Résolution 2512 (2023)

Auteur(s) :
Assemblée parlementaire
Origine
Discussion par l’Assemblée le 10 octobre 2023 (21e séance) (voir Doc. 15833, rapport de la commission pour le respect des obligations et engagements des États membres du Conseil de l'Europe (Commission de suivi), corapporteures: Mme Yelyzaveta Yasko et Mme Fiona O'Loughlin). Texte adopté par l’Assemblée le 10 octobre 2023 (21e séance).
1. État fondateur, pays hôte et l’un des quatre grands contributeurs du Conseil de l’Europe, dont le français est l’une des deux langues officielles, la France a été dès l’origine très impliquée dans les travaux de l’Organisation, ayant ratifié quelque 146 conventions.
2. En 2019, la France a été retenue par la commission pour le respect des obligations et engagements des États membres du Conseil de l'Europe (commission de suivi) pour faire l’objet d’un rapport d’examen périodique sur le respect des obligations qui lui sont imposées en tant qu’État membre du Conseil de l’Europe en matière de démocratie, d’État de droit et de droits humains. La commission de suivi est chargée de préparer, de manière périodique, des rapports d’examen sur le respect des obligations de tous les États membres qui ne font pas l’objet de procédures de suivi spécifiques.
3. La France est un pays doté d’une longue tradition démocratique et attaché au respect des droits humains. Le pluralisme politique est assuré et la liberté associative, reconnue comme un principe à valeur constitutionnelle, permet aux organisations de la société civile de jouer un rôle très actif. Diverses structures administratives indépendantes jouent un rôle essentiel dans l’équilibre des pouvoirs. Les institutions de défense des droits humains réalisent un excellent travail et bénéficient d’un cadre législatif protecteur et respectueux de leur indépendance.
4. La Constitution de la Ve République a établi un régime semi-présidentiel qui constitue une spécificité en Europe. L’originalité du système français réside dans la place et le rôle du Président de la République, élu directement par le peuple et amené à jouer un rôle politique central dans toutes les questions intéressant la vie politique du pays, ainsi que dans l’encadrement strict des prérogatives de législation et de contrôle des deux chambres composant le parlement.
5. Le fonctionnement des institutions démocratiques a été marqué par une suite de mouvements protestataires de grande ampleur, s’accompagnant parfois de revendications de nature institutionnelle. Un débat est ouvert sur ces questions, portant notamment sur l’introduction de procédures de démocratie directe ou participative, telles que le référendum d’initiative partagée ou populaire ou les conférences citoyennes, ou sur les modalités du recours aux dispositifs permettant au gouvernement de contraindre la procédure législative. De nombreuses conférences citoyennes ont été organisées par le gouvernement sur des sujets très divers et ont débouché sur des propositions débattues au parlement. Un projet de réforme constitutionnelle, qui avait été déposé le 29 août 2019, comprenant des dispositions consacrées à la participation citoyenne, n’a pas pu être poursuivi, du fait notamment du contexte de la crise sanitaire liée à la pandémie de covid-19 et de l’absence de majorité politique en sa faveur. Le principe d’une nouvelle réforme institutionnelle a été annoncé par les autorités et fait actuellement l’objet de concertations.

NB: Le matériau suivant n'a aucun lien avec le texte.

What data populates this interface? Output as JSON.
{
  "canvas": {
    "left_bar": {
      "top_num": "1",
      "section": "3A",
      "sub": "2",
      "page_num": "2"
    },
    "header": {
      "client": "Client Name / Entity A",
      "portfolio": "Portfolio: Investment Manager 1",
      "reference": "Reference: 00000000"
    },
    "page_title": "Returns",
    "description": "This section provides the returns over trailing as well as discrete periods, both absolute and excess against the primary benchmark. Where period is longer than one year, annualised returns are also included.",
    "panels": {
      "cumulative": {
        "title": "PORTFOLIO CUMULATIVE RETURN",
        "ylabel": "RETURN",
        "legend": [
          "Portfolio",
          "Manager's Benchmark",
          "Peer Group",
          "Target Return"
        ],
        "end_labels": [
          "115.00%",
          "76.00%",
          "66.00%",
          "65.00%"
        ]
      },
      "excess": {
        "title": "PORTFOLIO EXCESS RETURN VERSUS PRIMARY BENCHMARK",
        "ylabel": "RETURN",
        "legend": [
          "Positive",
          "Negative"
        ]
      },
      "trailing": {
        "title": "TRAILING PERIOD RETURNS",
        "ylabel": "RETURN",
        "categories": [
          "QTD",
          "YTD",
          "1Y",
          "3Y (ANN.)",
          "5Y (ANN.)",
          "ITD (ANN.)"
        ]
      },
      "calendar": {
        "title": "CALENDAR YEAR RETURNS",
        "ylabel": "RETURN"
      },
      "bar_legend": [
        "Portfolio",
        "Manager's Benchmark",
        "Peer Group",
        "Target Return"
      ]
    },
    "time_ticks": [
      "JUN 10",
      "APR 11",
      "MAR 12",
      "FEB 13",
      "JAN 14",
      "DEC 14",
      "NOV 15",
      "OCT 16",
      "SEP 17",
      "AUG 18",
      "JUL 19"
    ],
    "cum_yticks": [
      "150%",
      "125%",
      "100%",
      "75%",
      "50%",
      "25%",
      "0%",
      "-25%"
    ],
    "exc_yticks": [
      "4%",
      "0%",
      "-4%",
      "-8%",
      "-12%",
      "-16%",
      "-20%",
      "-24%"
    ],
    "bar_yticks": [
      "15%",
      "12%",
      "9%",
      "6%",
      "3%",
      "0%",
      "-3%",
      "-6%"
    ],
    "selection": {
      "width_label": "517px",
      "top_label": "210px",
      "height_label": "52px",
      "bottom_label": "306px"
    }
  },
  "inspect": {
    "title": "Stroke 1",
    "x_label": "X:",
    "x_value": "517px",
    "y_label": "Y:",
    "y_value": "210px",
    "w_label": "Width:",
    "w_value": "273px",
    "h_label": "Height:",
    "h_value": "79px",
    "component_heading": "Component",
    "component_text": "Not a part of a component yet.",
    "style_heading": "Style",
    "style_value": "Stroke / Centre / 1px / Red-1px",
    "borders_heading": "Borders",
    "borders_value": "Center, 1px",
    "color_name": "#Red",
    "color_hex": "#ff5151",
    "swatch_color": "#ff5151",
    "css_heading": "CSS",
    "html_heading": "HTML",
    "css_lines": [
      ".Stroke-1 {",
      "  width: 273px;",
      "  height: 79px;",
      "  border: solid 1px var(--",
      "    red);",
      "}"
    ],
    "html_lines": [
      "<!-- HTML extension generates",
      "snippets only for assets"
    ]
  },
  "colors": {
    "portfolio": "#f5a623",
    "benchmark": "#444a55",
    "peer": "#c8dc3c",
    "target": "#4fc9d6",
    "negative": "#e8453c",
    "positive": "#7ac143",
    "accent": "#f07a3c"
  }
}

6. L’Assemblée parlementaire suit avec intérêt les expériences de démocratie participative menées en France et leur articulation avec les mécanismes de démocratie représentative. L’Assemblée rappelle l’avis intérimaire rendu par la Commission européenne pour la démocratie par le droit (Commission de Venise) à la demande de la commission de suivi sur l’article 49.3 de la Constitution, selon lequel cette disposition constitutionnelle permet «une ingérence significative de l’exécutif dans les pouvoirs et le rôle du pouvoir législatif». L’Assemblée prendra connaissance avec intérêt de l’avis définitif de la Commission de Venise et invite le gouvernement et les forces politiques françaises à prendre en considération ces réflexions lors des débats institutionnels à venir.
7. Les manifestations sur la voie publique ont parfois été perturbées par des violences atteignant dans certains cas un niveau inquiétant. La stratégie de maintien de l’ordre et l’utilisation d’armes potentiellement dangereuses ont été mises en question, et un nouveau schéma de maintien de l’ordre a été publié.

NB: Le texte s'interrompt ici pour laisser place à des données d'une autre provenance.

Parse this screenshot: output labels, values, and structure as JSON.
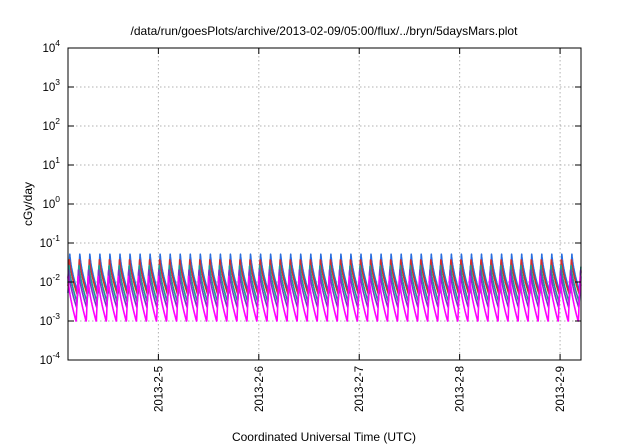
{
  "chart_data": {
    "type": "line",
    "title": "/data/run/goesPlots/archive/2013-02-09/05:00/flux/../bryn/5daysMars.plot",
    "xlabel": "Coordinated Universal Time (UTC)",
    "ylabel": "cGy/day",
    "yscale": "log",
    "ylim": [
      0.0001,
      10000
    ],
    "xlim": [
      "2013-02-04 02:24",
      "2013-02-09 05:00"
    ],
    "grid": true,
    "legend": "none",
    "y_ticks": [
      {
        "mantissa": "10",
        "exp": "-4"
      },
      {
        "mantissa": "10",
        "exp": "-3"
      },
      {
        "mantissa": "10",
        "exp": "-2"
      },
      {
        "mantissa": "10",
        "exp": "-1"
      },
      {
        "mantissa": "10",
        "exp": "0"
      },
      {
        "mantissa": "10",
        "exp": "1"
      },
      {
        "mantissa": "10",
        "exp": "2"
      },
      {
        "mantissa": "10",
        "exp": "3"
      },
      {
        "mantissa": "10",
        "exp": "4"
      }
    ],
    "x_ticks": [
      {
        "label": "2013-2-5",
        "date": "2013-02-05 00:00"
      },
      {
        "label": "2013-2-6",
        "date": "2013-02-06 00:00"
      },
      {
        "label": "2013-2-7",
        "date": "2013-02-07 00:00"
      },
      {
        "label": "2013-2-8",
        "date": "2013-02-08 00:00"
      },
      {
        "label": "2013-2-9",
        "date": "2013-02-09 00:00"
      }
    ],
    "cycles_per_day": 10,
    "series": [
      {
        "color": "#2a6fe0",
        "min": 0.0052,
        "max": 0.055
      },
      {
        "color": "#d12f2f",
        "min": 0.0045,
        "max": 0.042
      },
      {
        "color": "#1f9e8f",
        "min": 0.003,
        "max": 0.03
      },
      {
        "color": "#7b33c9",
        "min": 0.0022,
        "max": 0.022
      },
      {
        "color": "#ff00ff",
        "min": 0.00095,
        "max": 0.014
      }
    ]
  }
}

8. À ce sujet, l’Assemblée rappelle le «Mémorandum sur le maintien de l’ordre et la liberté de réunion dans le contexte du mouvement des “gilets jaunes” en France», publié par la Commissaire aux droits de l’homme du Conseil de l’Europe le 26 février 2019, et prend note des inflexions apportées à la stratégie de maintien de l’ordre depuis 2021. Toutefois, l’Assemblée s’inquiète du constat dressé à nouveau par la Commissaire aux droits de l’homme, dans sa déclaration du 24 mars 2023, selon lequel: «Les conditions dans lesquelles les libertés d’expression et de réunion trouvent à s’exercer en France dans le cadre de la mobilisation sociale contre la réforme des retraites sont préoccupantes», corroborant les inquiétudes formulées par la Défenseure des droits, la Commission nationale consultative des droits de l’homme et plusieurs organisations de la société civile.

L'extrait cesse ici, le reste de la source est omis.